- League: OK Liga
- Sport: Roller hockey
- League champions: Barcelona Sorli Discau
- Runners-up: Alnimar Reus Deportiu
- Relegated to Primera División: Cysugal Vigo Stick Aiscondel Vila-seca Lleida Llista Blava

OK Liga seasons
- ← 2003–042005–06 →

= 2004–05 OK Liga =

The 2004–05 OK Liga was the 36th season of the top-tier league of rink hockey in Spain.

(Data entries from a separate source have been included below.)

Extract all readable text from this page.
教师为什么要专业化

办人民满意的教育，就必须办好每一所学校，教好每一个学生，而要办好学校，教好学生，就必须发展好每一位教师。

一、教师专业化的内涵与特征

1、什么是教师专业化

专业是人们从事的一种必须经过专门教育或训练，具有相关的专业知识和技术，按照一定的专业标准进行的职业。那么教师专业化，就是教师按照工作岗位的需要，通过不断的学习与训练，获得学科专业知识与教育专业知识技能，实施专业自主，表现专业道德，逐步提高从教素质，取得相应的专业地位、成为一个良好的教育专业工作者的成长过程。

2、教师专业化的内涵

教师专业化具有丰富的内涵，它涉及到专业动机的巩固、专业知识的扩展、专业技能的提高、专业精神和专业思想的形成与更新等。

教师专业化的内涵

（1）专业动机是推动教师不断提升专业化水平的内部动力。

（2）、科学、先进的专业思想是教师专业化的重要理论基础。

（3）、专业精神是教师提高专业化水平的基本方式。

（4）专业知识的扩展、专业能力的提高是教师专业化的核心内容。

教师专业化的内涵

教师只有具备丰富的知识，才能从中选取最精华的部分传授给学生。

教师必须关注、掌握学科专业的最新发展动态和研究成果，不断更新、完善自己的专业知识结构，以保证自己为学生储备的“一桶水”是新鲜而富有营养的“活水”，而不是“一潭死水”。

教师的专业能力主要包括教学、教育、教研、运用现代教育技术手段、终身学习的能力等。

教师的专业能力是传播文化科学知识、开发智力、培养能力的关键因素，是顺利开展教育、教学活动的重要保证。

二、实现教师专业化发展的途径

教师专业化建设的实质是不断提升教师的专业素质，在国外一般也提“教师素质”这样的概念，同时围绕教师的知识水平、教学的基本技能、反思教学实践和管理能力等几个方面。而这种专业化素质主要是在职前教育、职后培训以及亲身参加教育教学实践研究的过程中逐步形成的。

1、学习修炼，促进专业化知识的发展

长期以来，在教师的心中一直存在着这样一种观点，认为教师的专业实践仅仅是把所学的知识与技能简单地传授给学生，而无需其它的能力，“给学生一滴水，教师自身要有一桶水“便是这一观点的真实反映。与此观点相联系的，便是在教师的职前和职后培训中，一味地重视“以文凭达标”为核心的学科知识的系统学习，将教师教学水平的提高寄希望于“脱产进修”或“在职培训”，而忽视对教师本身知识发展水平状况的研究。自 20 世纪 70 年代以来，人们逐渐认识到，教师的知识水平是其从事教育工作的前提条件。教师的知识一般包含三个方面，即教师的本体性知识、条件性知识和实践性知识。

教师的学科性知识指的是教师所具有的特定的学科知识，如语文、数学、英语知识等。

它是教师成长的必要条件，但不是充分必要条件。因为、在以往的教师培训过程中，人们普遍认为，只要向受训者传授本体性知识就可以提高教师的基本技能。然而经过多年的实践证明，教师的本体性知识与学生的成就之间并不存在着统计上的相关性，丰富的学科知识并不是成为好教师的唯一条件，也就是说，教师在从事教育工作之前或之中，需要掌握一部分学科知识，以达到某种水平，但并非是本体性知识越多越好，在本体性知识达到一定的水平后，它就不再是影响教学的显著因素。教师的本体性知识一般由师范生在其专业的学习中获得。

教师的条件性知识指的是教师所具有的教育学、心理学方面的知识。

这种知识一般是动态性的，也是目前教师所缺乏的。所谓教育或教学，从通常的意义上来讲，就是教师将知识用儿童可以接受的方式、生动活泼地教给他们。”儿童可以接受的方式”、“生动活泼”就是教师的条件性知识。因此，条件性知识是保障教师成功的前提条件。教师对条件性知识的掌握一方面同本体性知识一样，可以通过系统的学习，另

Barcelona Sorli Discau finished the league as champion.

==Competition format==
Sixteen teams joined the league.

The eight first teams at the end of the regular season qualified for the playoffs while the three last teams were relegated to Primera División.

==Regular season==

| Pos | Team | Pld | W | D | L | GF | GA | GD | Pts | Qualification or relegation |
| 1 | Barcelona Sorli Discau | 30 | 27 | 2 | 1 | 162 | 55 | +107 | 83 | Qualification to playoffs |
| 2 | Alnimar Reus Deportiu | 30 | 20 | 3 | 7 | 104 | 57 | +47 | 63 |
| 3 | Hormipresa Igualada | 30 | 16 | 5 | 9 | 103 | 77 | +26 | 53 |
| 4 | Noia Freixenet | 30 | 14 | 9 | 7 | 89 | 72 | +17 | 51 |
| 5 | Vilanova L'Ull Blau | 30 | 12 | 7 | 11 | 79 | 87 | −8 | 43 |
| 6 | Roncato Vic | 30 | 12 | 6 | 12 | 90 | 86 | +4 | 42 |
| 7 | Lloret | 30 | 12 | 6 | 12 | 77 | 77 | 0 | 42 |
| 8 | Liceo Vodafone | 30 | 11 | 7 | 12 | 90 | 83 | +7 | 40 |
| 9 | Viva Hàbitat Blanes | 30 | 11 | 4 | 15 | 61 | 71 | −10 | 37 |  |
| 10 | Cemex Tenerife | 30 | 9 | 8 | 13 | 90 | 101 | −11 | 35 |
| 11 | Enrile PAS Alcoy | 30 | 10 | 3 | 17 | 78 | 111 | −33 | 33 |
| 12 | Leche Celta Voltregà | 30 | 9 | 5 | 16 | 69 | 87 | −18 | 32 |
| 13 | Astra Pool Maçanet | 30 | 7 | 11 | 12 | 84 | 104 | −20 | 32 |
| 14 | Cysugal Vigo Stick | 30 | 8 | 7 | 15 | 63 | 102 | −39 | 31 | Relegation to Primera División |
| 15 | Aiscondel Vila-seca | 30 | 7 | 8 | 15 | 89 | 129 | −40 | 29 |
| 16 | Lleida Llista Blava | 30 | 6 | 7 | 17 | 69 | 98 | −29 | 25 |

==Playoffs==
Quarterfinals were played with a best-of-three format, while semifinals and final were played with a best-of-five series.

Seeded teams played games 1, 2 and 5 of the series at home.

==Final standings==

| Pos | Team | Qualification or relegation |
| 1 | Barcelona Sorli Discau | CERH European League |
| 2 | Alnimar Reus Deportiu |
| 3 | Noia Freixenet |
| 4 | Roncato Vic |
| 5 | Hormipresa Igualada | CERS Cup |
| 6 | Vilanova L'Ull Blau |
| 7 | Lloret |
| 8 | Liceo Vodafone |  |
| 9 | Viva Hàbitat Blanes |
| 10 | Cemex Tenerife |
| 11 | Enrile PAS Alcoy |
| 12 | Leche Celta Voltregà |
| 13 | Astra Pool Maçanet |
| 14 | Cysugal Vigo Stick | Relegation to Primera División |
| 15 | Aiscondel Vila-seca |
| 16 | Lleida Llista Blava |

==Copa del Rey==

The 2005 Copa del Rey was the 62nd edition of the Spanish men's roller hockey cup. It was played in Reus between the eight first qualified teams after the first half of the season.

Barcelona Sorli Discau won the title.